Who was Nurse Olivegarten to talk about being pleasant? thought Franny, lying on the kitchen table. When Nurse Olivegarten “worked on” Franny, she never looked Franny in the eye. She always had a mustache of sweat on her upper lip and a frown on her forehead. Nurse Olivegarten made Franny feel like a broken-down car in an automotive repair shop, or a chicken about to be plucked.

“We got movement before, and we'll get it again. Believe you me,
I know what I'm talking about,” said Nurse Olivegarten. “I need you to cooperate with me and practice your walking more often.”

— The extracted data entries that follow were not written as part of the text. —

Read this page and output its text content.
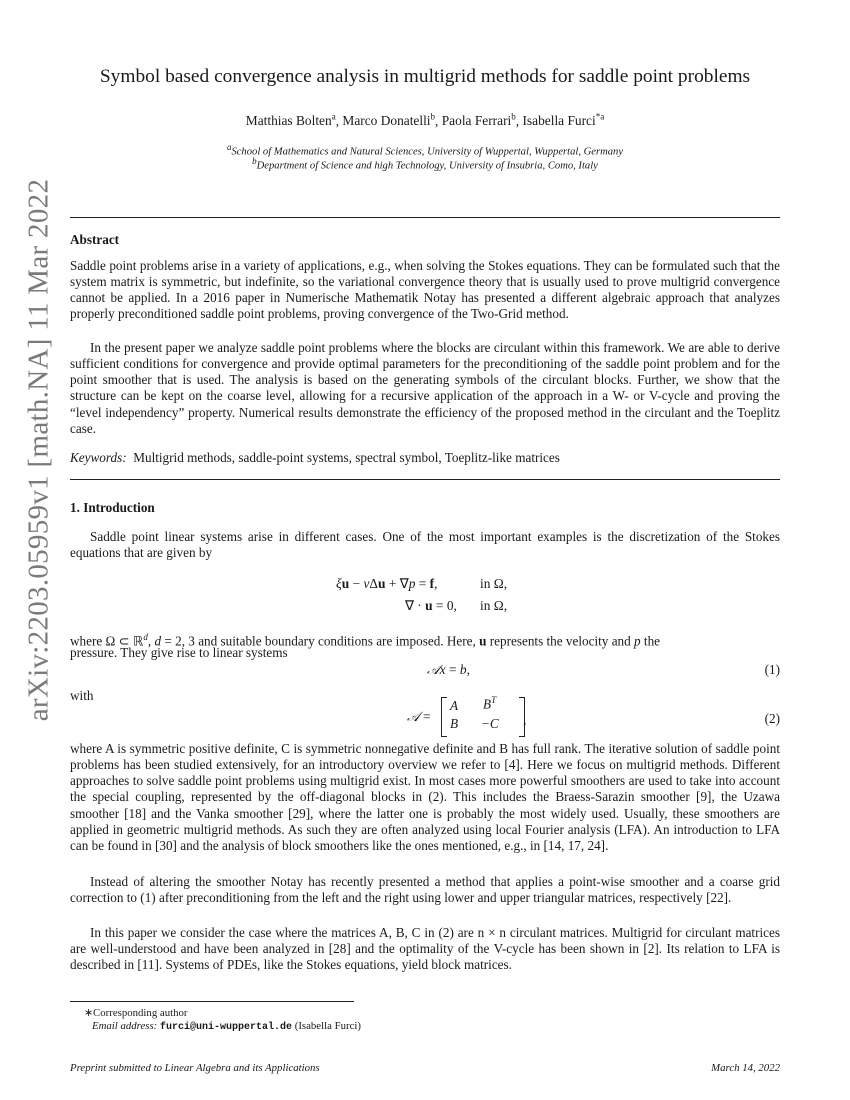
arXiv:2203.05959v1 [math.NA] 11 Mar 2022
Symbol based convergence analysis in multigrid methods for saddle point problems
Matthias Bolten$^a$, Marco Donatelli$^b$, Paola Ferrari$^b$, Isabella Furci$^{*a}$
$^a$School of Mathematics and Natural Sciences, University of Wuppertal, Wuppertal, Germany
$^b$Department of Science and high Technology, University of Insubria, Como, Italy
Abstract

Saddle point problems arise in a variety of applications, e.g., when solving the Stokes equations. They can be formulated such that the system matrix is symmetric, but indefinite, so the variational convergence theory that is usually used to prove multigrid convergence cannot be applied. In a 2016 paper in Numerische Mathematik Notay has presented a different algebraic approach that analyzes properly preconditioned saddle point problems, proving convergence of the Two-Grid method.

In the present paper we analyze saddle point problems where the blocks are circulant within this framework. We are able to derive sufficient conditions for convergence and provide optimal parameters for the preconditioning of the saddle point problem and for the point smoother that is used. The analysis is based on the generating symbols of the circulant blocks. Further, we show that the structure can be kept on the coarse level, allowing for a recursive application of the approach in a W- or V-cycle and proving the “level independency” property. Numerical results demonstrate the efficiency of the proposed method in the circulant and the Toeplitz case.

Keywords: Multigrid methods, saddle-point systems, spectral symbol, Toeplitz-like matrices
1. Introduction

Saddle point linear systems arise in different cases. One of the most important examples is the discretization of the Stokes equations that are given by

ξu − νΔu + ∇p = f,	in Ω,
∇ · u = 0, in Ω,
where Ω ⊂ ℝ$^d$, d = 2, 3 and suitable boundary conditions are imposed. Here, u represents the velocity and p the
pressure. They give rise to linear systems
𝒜x = b,	(1)
with
𝒜 =
A $B^T$
B −C ,	(2)

where A is symmetric positive definite, C is symmetric nonnegative definite and B has full rank. The iterative solution of saddle point problems has been studied extensively, for an introductory overview we refer to [4]. Here we focus on multigrid methods. Different approaches to solve saddle point problems using multigrid exist. In most cases more powerful smoothers are used to take into account the special coupling, represented by the off-diagonal blocks in (2). This includes the Braess-Sarazin smoother [9], the Uzawa smoother [18] and the Vanka smoother [29], where the latter one is probably the most widely used. Usually, these smoothers are applied in geometric multigrid methods. As such they are often analyzed using local Fourier analysis (LFA). An introduction to LFA can be found in [30] and the analysis of block smoothers like the ones mentioned, e.g., in [14, 17, 24].

Instead of altering the smoother Notay has recently presented a method that applies a point-wise smoother and a coarse grid correction to (1) after preconditioning from the left and the right using lower and upper triangular matrices, respectively [22].

In this paper we consider the case where the matrices A, B, C in (2) are n × n circulant matrices. Multigrid for circulant matrices are well-understood and have been analyzed in [28] and the optimality of the V-cycle has been shown in [2]. Its relation to LFA is described in [11]. Systems of PDEs, like the Stokes equations, yield block matrices.

∗Corresponding author
Email address: furci@uni-wuppertal.de (Isabella Furci)
Preprint submitted to Linear Algebra and its Applications	March 14, 2022
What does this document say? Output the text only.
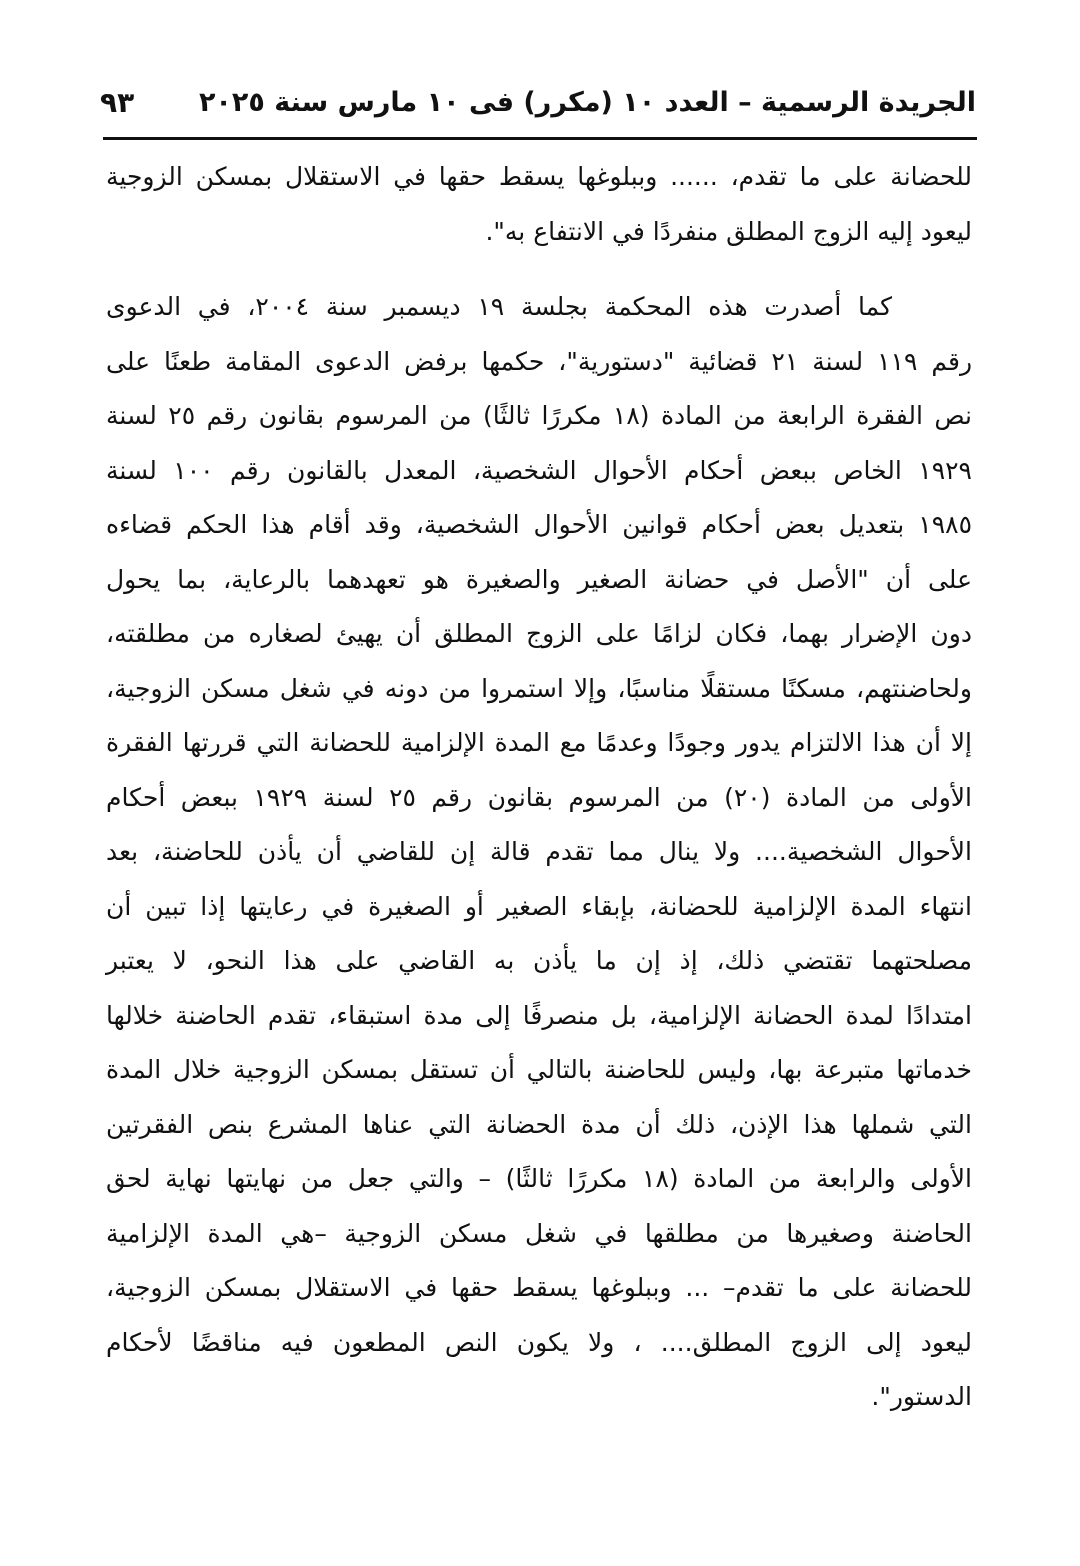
الجريدة الرسمية – العدد ١٠ (مكرر) فى ١٠ مارس سنة ٢٠٢٥
٩٣
للحضانة على ما تقدم، ...... وببلوغها يسقط حقها في الاستقلال بمسكن الزوجية
ليعود إليه الزوج المطلق منفردًا في الانتفاع به".
كما أصدرت هذه المحكمة بجلسة ١٩ ديسمبر سنة ٢٠٠٤، في الدعوى
رقم ١١٩ لسنة ٢١ قضائية "دستورية"، حكمها برفض الدعوى المقامة طعنًا على
نص الفقرة الرابعة من المادة (١٨ مكررًا ثالثًا) من المرسوم بقانون رقم ٢٥ لسنة
١٩٢٩ الخاص ببعض أحكام الأحوال الشخصية، المعدل بالقانون رقم ١٠٠ لسنة
١٩٨٥ بتعديل بعض أحكام قوانين الأحوال الشخصية، وقد أقام هذا الحكم قضاءه
على أن "الأصل في حضانة الصغير والصغيرة هو تعهدهما بالرعاية، بما يحول
دون الإضرار بهما، فكان لزامًا على الزوج المطلق أن يهيئ لصغاره من مطلقته،
ولحاضنتهم، مسكنًا مستقلًا مناسبًا، وإلا استمروا من دونه في شغل مسكن الزوجية،
إلا أن هذا الالتزام يدور وجودًا وعدمًا مع المدة الإلزامية للحضانة التي قررتها الفقرة
الأولى من المادة (٢٠) من المرسوم بقانون رقم ٢٥ لسنة ١٩٢٩ ببعض أحكام
الأحوال الشخصية.... ولا ينال مما تقدم قالة إن للقاضي أن يأذن للحاضنة، بعد
انتهاء المدة الإلزامية للحضانة، بإبقاء الصغير أو الصغيرة في رعايتها إذا تبين أن
مصلحتهما تقتضي ذلك، إذ إن ما يأذن به القاضي على هذا النحو، لا يعتبر
امتدادًا لمدة الحضانة الإلزامية، بل منصرفًا إلى مدة استبقاء، تقدم الحاضنة خلالها
خدماتها متبرعة بها، وليس للحاضنة بالتالي أن تستقل بمسكن الزوجية خلال المدة
التي شملها هذا الإذن، ذلك أن مدة الحضانة التي عناها المشرع بنص الفقرتين
الأولى والرابعة من المادة (١٨ مكررًا ثالثًا) – والتي جعل من نهايتها نهاية لحق
الحاضنة وصغيرها من مطلقها في شغل مسكن الزوجية –هي المدة الإلزامية
للحضانة على ما تقدم– ... وببلوغها يسقط حقها في الاستقلال بمسكن الزوجية،
ليعود إلى الزوج المطلق.... ، ولا يكون النص المطعون فيه مناقضًا لأحكام
الدستور".
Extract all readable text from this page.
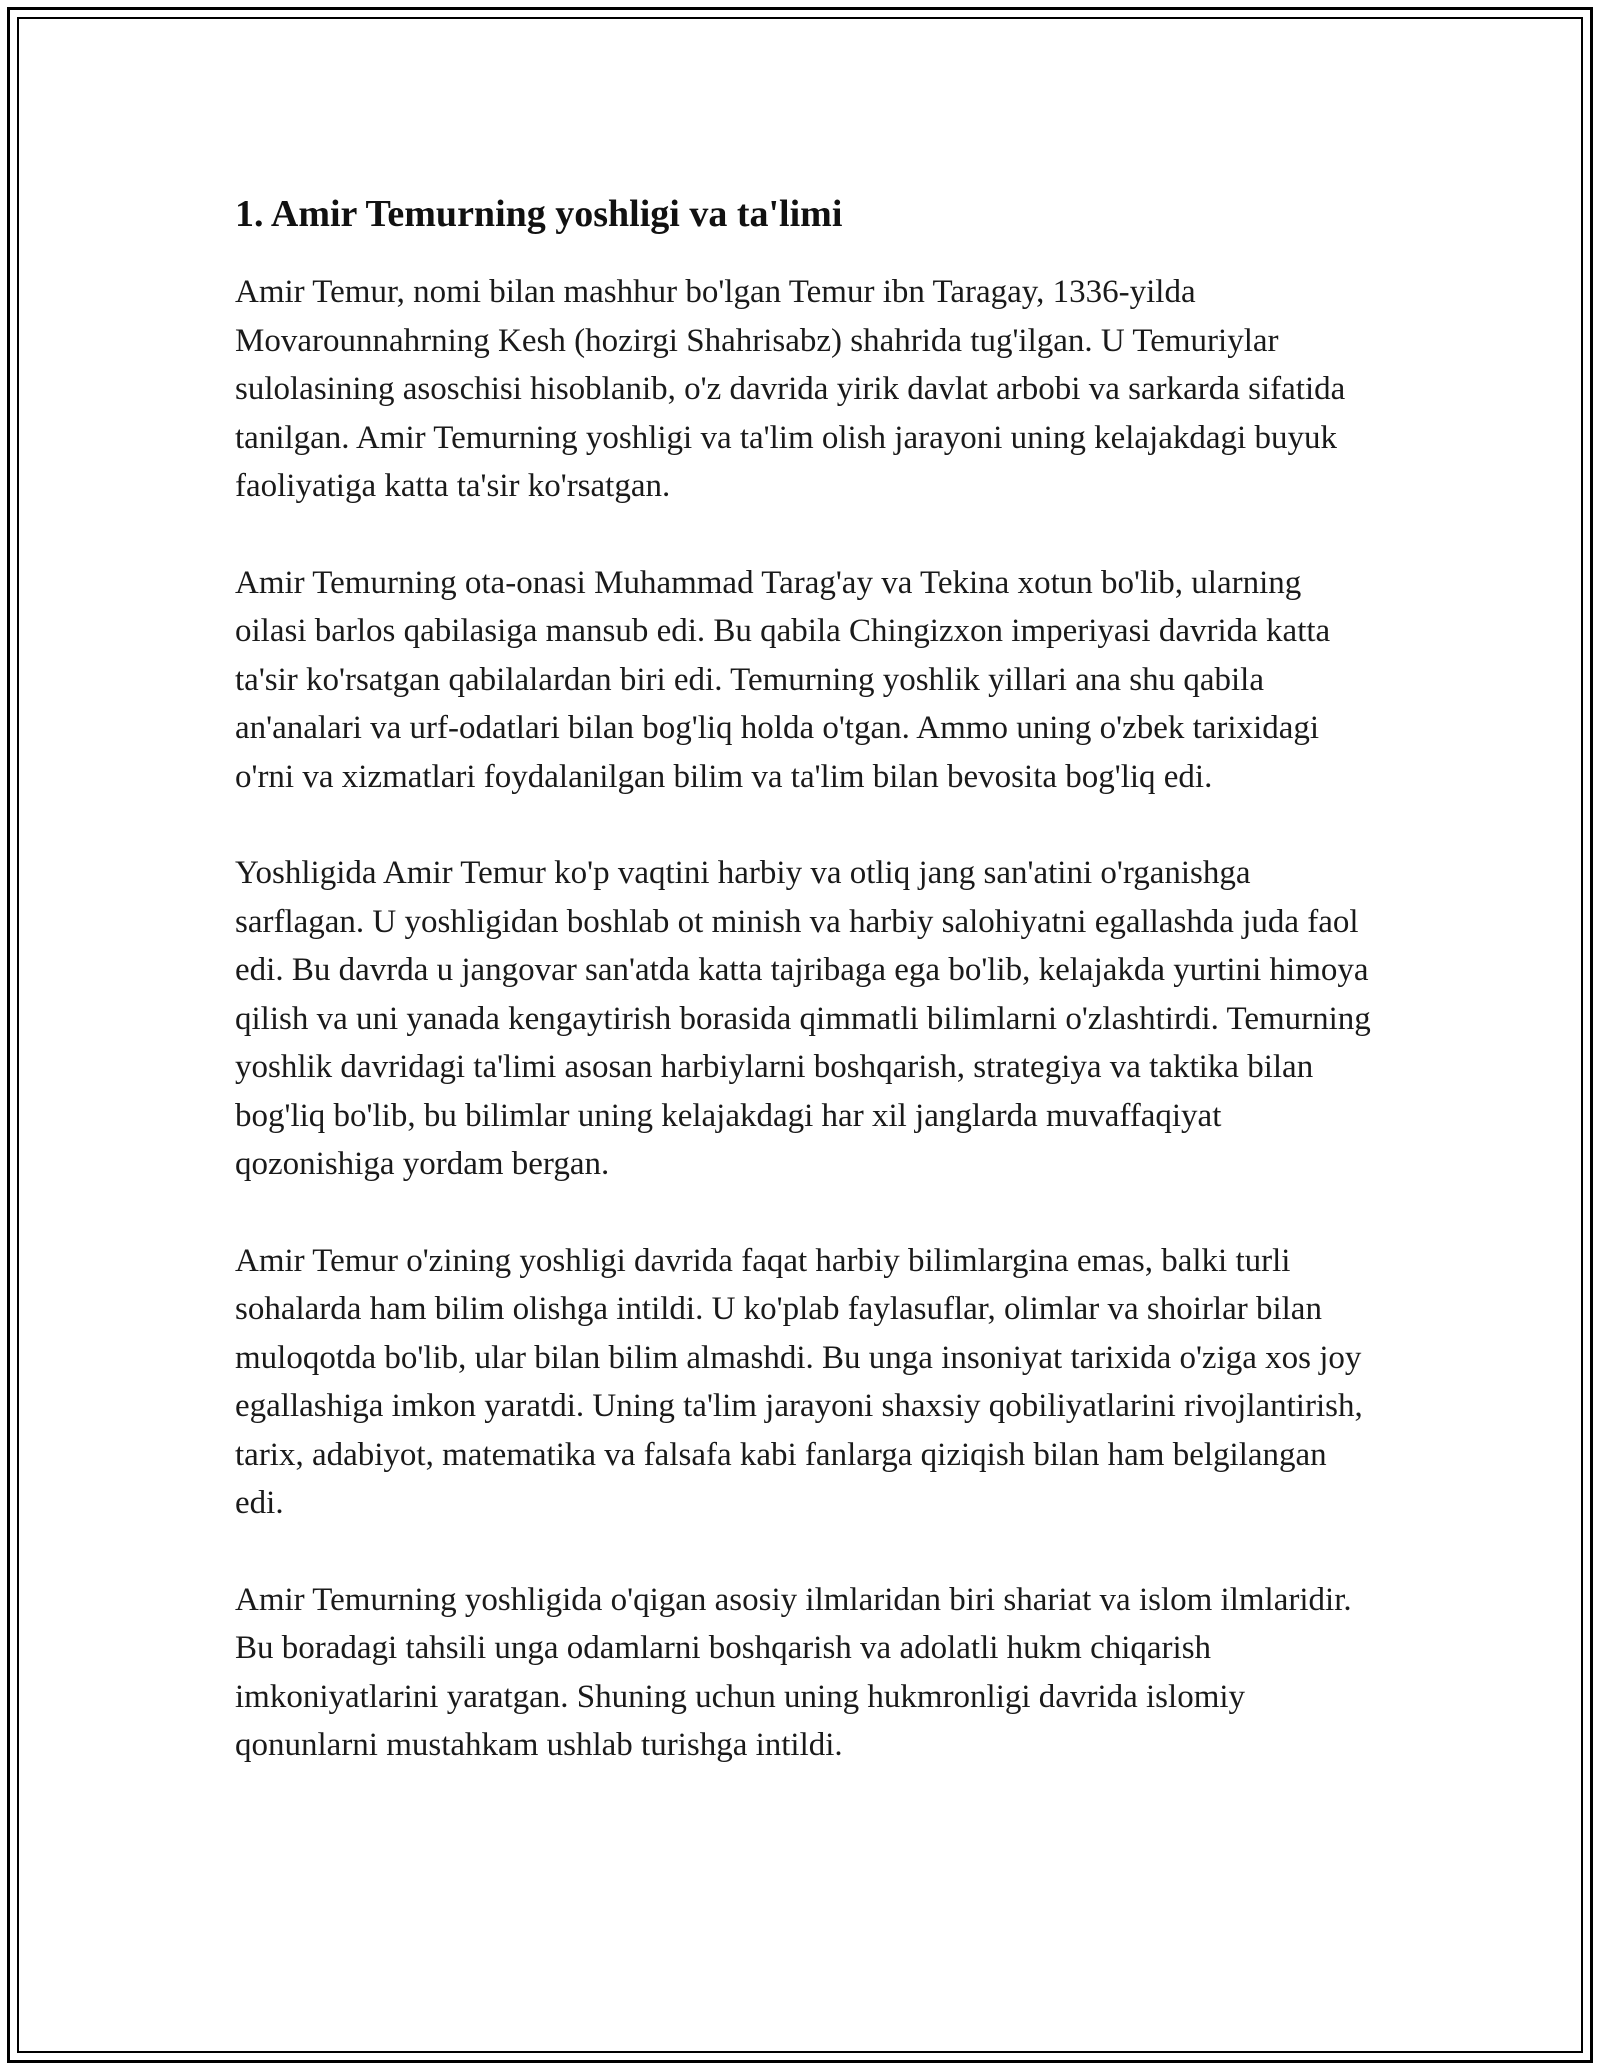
1. Amir Temurning yoshligi va ta'limi

Amir Temur, nomi bilan mashhur bo'lgan Temur ibn Taragay, 1336-yilda Movarounnahrning Kesh (hozirgi Shahrisabz) shahrida tug'ilgan. U Temuriylar sulolasining asoschisi hisoblanib, o'z davrida yirik davlat arbobi va sarkarda sifatida tanilgan. Amir Temurning yoshligi va ta'lim olish jarayoni uning kelajakdagi buyuk faoliyatiga katta ta'sir ko'rsatgan.

Amir Temurning ota-onasi Muhammad Tarag'ay va Tekina xotun bo'lib, ularning oilasi barlos qabilasiga mansub edi. Bu qabila Chingizxon imperiyasi davrida katta ta'sir ko'rsatgan qabilalardan biri edi. Temurning yoshlik yillari ana shu qabila an'analari va urf-odatlari bilan bog'liq holda o'tgan. Ammo uning o'zbek tarixidagi o'rni va xizmatlari foydalanilgan bilim va ta'lim bilan bevosita bog'liq edi.

Yoshligida Amir Temur ko'p vaqtini harbiy va otliq jang san'atini o'rganishga sarflagan. U yoshligidan boshlab ot minish va harbiy salohiyatni egallashda juda faol edi. Bu davrda u jangovar san'atda katta tajribaga ega bo'lib, kelajakda yurtini himoya qilish va uni yanada kengaytirish borasida qimmatli bilimlarni o'zlashtirdi. Temurning yoshlik davridagi ta'limi asosan harbiylarni boshqarish, strategiya va taktika bilan bog'liq bo'lib, bu bilimlar uning kelajakdagi har xil janglarda muvaffaqiyat qozonishiga yordam bergan.

Amir Temur o'zining yoshligi davrida faqat harbiy bilimlargina emas, balki turli sohalarda ham bilim olishga intildi. U ko'plab faylasuflar, olimlar va shoirlar bilan muloqotda bo'lib, ular bilan bilim almashdi. Bu unga insoniyat tarixida o'ziga xos joy egallashiga imkon yaratdi. Uning ta'lim jarayoni shaxsiy qobiliyatlarini rivojlantirish, tarix, adabiyot, matematika va falsafa kabi fanlarga qiziqish bilan ham belgilangan edi.

Amir Temurning yoshligida o'qigan asosiy ilmlaridan biri shariat va islom ilmlaridir. Bu boradagi tahsili unga odamlarni boshqarish va adolatli hukm chiqarish imkoniyatlarini yaratgan. Shuning uchun uning hukmronligi davrida islomiy qonunlarni mustahkam ushlab turishga intildi.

“Believe you me,” Franny said, “I want me to walk just as much as you do.”

Once Franny was off the list of unfortunates, Nurse Olivegarten wouldn't have to come anymore. It was worrisome that Nurse Olivegarten had started calling her parents Muriel and Sammy, like a member of the family who would be around forever.

And
, Franny thought,
I
am
a practicer and a cooperator! Ask Professor Doctor George Gutman! Ask me to play any one of three, almost four, songs on my clarinet!